Electron microscopy is being used in conjunction with water treatment studies in an effort to better understand the role of different water treatment products in the control of lead and copper corrosion for household plumbing systems. Test coupons consisting of copper pipe partially coated with a lead-tin solder were used in several water distribution systems and in several pilot treatment studies. Now removed from service, the interior surfaces of these coupons are being characterized by SEM and EDS. One goal is to correlate the corrosion scales, mineral deposits, and other films with the different types of water treatment used and with the results of water quality analyses. Another interest is to assess the protective qualities of the mineral deposits which frequently form uniform coatings on the pipe surfaces. These layers are produced as a result of the water treatment and may be the key to solving the lead and copper corrosion problems.

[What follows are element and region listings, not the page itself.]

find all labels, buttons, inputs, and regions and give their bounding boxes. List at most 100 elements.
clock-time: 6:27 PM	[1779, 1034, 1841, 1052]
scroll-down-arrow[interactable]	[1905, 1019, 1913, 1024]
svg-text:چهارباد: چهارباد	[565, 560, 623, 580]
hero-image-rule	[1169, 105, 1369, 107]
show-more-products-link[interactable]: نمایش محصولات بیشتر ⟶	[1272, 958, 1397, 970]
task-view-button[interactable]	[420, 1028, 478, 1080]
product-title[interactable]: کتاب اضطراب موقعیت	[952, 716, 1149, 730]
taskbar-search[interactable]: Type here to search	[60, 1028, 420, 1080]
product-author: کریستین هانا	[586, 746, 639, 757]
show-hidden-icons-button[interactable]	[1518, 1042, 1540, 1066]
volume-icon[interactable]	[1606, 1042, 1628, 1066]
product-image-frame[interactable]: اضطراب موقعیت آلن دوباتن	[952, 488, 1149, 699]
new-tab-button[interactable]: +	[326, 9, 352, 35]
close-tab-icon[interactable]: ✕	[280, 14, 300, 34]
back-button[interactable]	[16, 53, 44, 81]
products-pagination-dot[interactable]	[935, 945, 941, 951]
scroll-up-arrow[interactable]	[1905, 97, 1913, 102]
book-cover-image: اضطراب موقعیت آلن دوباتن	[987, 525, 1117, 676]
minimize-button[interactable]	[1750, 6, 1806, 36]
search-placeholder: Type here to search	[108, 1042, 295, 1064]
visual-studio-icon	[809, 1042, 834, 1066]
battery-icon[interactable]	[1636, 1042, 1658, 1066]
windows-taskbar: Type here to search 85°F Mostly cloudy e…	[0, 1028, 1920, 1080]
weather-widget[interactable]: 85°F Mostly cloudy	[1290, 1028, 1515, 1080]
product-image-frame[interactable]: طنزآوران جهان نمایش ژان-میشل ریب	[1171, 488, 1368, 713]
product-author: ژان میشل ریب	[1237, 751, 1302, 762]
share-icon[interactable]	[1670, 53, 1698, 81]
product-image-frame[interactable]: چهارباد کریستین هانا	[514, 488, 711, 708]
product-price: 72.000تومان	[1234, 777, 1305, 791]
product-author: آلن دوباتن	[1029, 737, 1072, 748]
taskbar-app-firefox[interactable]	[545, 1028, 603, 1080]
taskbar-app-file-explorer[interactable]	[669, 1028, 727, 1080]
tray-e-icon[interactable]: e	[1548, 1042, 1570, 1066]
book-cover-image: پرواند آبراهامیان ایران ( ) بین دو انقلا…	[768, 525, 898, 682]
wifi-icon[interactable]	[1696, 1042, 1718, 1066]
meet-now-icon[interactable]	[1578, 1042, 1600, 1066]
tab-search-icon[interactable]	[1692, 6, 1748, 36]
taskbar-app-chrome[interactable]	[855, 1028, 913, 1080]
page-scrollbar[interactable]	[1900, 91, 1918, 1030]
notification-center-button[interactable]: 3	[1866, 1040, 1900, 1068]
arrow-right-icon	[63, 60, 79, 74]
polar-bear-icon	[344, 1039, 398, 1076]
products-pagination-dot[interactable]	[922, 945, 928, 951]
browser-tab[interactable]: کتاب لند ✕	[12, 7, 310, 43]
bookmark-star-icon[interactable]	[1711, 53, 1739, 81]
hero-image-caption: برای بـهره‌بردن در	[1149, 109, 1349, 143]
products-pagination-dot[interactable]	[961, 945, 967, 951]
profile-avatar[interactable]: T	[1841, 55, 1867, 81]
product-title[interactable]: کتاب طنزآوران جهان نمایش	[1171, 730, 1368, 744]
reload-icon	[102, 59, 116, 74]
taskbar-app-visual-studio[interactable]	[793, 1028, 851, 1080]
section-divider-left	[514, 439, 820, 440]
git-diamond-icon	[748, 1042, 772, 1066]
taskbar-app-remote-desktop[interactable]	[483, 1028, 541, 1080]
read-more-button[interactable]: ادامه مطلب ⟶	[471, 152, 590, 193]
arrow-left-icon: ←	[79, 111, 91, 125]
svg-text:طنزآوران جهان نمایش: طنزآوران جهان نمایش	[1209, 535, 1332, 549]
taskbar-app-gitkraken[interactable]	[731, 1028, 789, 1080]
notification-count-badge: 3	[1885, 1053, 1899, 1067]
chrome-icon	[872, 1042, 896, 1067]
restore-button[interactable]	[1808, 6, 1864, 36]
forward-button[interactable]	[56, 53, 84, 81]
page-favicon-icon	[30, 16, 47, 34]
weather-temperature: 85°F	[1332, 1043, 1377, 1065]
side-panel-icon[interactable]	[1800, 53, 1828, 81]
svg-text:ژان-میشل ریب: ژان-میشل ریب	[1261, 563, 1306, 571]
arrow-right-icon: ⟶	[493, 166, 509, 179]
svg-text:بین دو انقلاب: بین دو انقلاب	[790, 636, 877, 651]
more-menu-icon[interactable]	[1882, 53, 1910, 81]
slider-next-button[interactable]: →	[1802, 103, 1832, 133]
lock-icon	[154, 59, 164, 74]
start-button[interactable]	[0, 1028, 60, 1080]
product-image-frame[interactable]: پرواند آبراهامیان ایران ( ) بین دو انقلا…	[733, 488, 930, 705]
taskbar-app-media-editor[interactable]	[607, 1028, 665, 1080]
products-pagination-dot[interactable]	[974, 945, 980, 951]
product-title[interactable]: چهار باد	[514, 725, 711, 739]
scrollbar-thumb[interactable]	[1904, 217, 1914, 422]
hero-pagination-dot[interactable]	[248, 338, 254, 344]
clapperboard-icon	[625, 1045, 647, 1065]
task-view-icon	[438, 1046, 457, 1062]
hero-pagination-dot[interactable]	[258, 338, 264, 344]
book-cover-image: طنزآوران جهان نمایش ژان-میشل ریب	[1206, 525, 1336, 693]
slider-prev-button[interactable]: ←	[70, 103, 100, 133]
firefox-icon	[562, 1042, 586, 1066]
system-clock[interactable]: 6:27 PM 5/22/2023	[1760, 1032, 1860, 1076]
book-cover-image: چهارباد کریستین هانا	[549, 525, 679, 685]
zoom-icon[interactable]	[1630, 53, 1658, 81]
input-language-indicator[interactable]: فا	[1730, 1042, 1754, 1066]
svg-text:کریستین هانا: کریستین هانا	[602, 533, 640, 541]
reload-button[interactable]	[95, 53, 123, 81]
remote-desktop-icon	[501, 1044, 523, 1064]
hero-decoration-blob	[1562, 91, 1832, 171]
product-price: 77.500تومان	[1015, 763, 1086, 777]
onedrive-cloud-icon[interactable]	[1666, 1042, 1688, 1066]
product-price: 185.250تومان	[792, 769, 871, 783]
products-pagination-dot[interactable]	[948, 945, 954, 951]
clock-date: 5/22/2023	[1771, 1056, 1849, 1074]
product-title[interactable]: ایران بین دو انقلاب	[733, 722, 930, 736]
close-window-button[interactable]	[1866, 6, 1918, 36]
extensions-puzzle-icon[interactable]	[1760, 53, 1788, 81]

While not altogether new, anodic spark deposition (ASD) is a most promising and versatile process for the application of a wide range of novel ceramic coatings that has yet to be exploited. It is a comparatively rapid, subconventional temperature process that occurs at the positive electrode of an electrolytic cell via a complex set of reactions that involves sparking. The aim of this research is to determine the feasibility of the application of diamond and/or diamondlike carbon films by ASD. Such films have also been put down in connection with this program by chemical vapor deposition techniques.

Gas tight layers of stabilized zirconia are being deposited on carbon from vapors of the chlorides by means of the local electrochemical cell set up by the electrolytic properties of the growing ceramic coating. The electrolytical properties of the coating are being evaluated as a means of protecting the carbon from oxidation at elevated temperatures in an oxidizing atmosphere. Polarization processes at the carbon electrode are being evaluated by potentiometric measurements, and the volume of oxidation reaction products is being monitored by means of a Bunsen tower.